Salomés hay muchas: la de Theda Bara, la de Yvonne de Carlo, la de Rita Heyworth… Magüi Mira coge al personaje bíblico, busca a la persona que había detrás, sin desproveerla de su hálito embriagador, y lo enfrenta a la realidad de millones de mujeres a lo largo de la historia. Y tras verla en el Teatro Goya de Barcelona, Salomé solo puede ser la de Belén Rueda.
Magüi Mira (autora y directora de esta Salomé) toma el mito bíblico, a partes iguales con la versión teatral de Oscar Wilde, y le añade algo más que un poso de punto de vista moderno sobre la opresión del patriarcado. Es, casi, la única pega que se le puede poner a la pieza: su implacable subrayado. Al final de la última canción de la obra, Juan el Bautista habla de alegorías… pero poca metáfora o alegoría hay aquí: todo se presenta y se explicita, descarnadamente, dejando muy poco espacio al espectador para la interpretación o a la lectura.
Hablamos de canciones, aunque Salomé no es exactamente un musical. Tiene tres temas, compuestos por Marc Álvarez, todas en boca de Juan el Bautista (muy solvente Pablo Puyol), con una cierta simpleza y repetición en las letras y en las melodías ascendentes, y un gran, a veces absoluto, estatismo en la ejecución. La impresión es más de un ciclo de canciones temáticas (a la manera de un Songs for a New World) que del dinamismo de un musical donde los personajes se expresan hablando hasta que necesitan cantar. Aquí solo canta Juan (como solo baila Salomé), solo canta sobre su situación, su objetivo y sus visiones, y lo hace desde ese estatismo que le resta fuerza… pero quizá esa es la intención, dejarlo preso e impotente incluso en sus canciones.
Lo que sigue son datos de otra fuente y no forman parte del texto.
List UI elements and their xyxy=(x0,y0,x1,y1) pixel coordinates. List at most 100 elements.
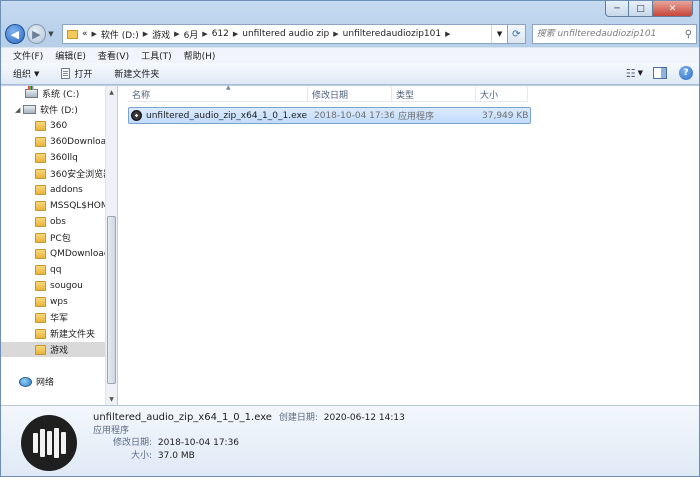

El espectáculo tiene tres grupos de intérpretes con caracter diferenciado: están los tres protagonistas más dramáticamente involucrados en la trama y su poesía, Juan, Salomé (Belén Rueda) y el narrador y confidente de todos, la estrella Sirio (Sergio Mur), mutable y ajeno, etéreo y carnal. Están los reyes de Judea, Herodías (Luisa Martín) y Herodes Antipas (Juan Fernández), matrimonio mal avenido, viciosos exponentes de lo peor del poder, ogros excesivos, casi una pareja de guiñol. Y luego está el cuerpo de soldados de Herodes (Antonio Sansano, Jorge Mayor, José Fernández y Jose de la Torre), en realidad un solo personaje con muchas cabezas, ejecutores crueles y lascivos de la voluntad de su amo y del dominio del patriarcado, sin doblez, sin perdón. A los reyes, incluso en su maldad, aún los reviste cierto drama de sus historias personales y lo que tienen en contra (el poder de Roma, el pasado con Filipo, las revueltas populares), pero a estos soldados no los atenua ningún atisbo de empatía. El vestuario de Helena Sanchís nos ubica perfectamente tanto en las situaciones personales de cada uno, con una mezcla de ropa de época y atemporal) como con su nivel de sensualidad, un elemento muy importante dentro de toda la obra.
Siendo como es un trabajo de equipo, y con todo el mundo cumpliendo a la perfección las labores, amargas o agradecidas que le tocan, si Salomé funciona tan bien como lo hace es por el fenomenal trabajo de Belén Rueda. La actriz se inviste de la inocencia de la princesa de Judea, de la sensualidad desbocada que corre por su interior, de la pasión por Juan el Bautista, de la locura tras su rechazo y del atisbo final de su horror. En voz, movimiento, danza incluso, Rueda encarna y descarna todas las facetas de la mujer, el mito, la seductora y la seducida. Es una Salomé despiadada y que mueve a la compasión, salvaje y afectuosa, desatadamente sensual y profundamente incomprendida.
Como he dicho, el texto de Salomé puede tener algunos defectos, incluso algunas incongruencias en el siempre delicado filo del juego con el destino y la reivindicación de la libertad. Pero los actores, todos ellos, y particularmente el embriagador trabajo de Puyol, Mur y, en cada escena y réplica, Rueda, lo convierten en uno de los espectáculos más impactantes, para el alma teatral, de la temporada.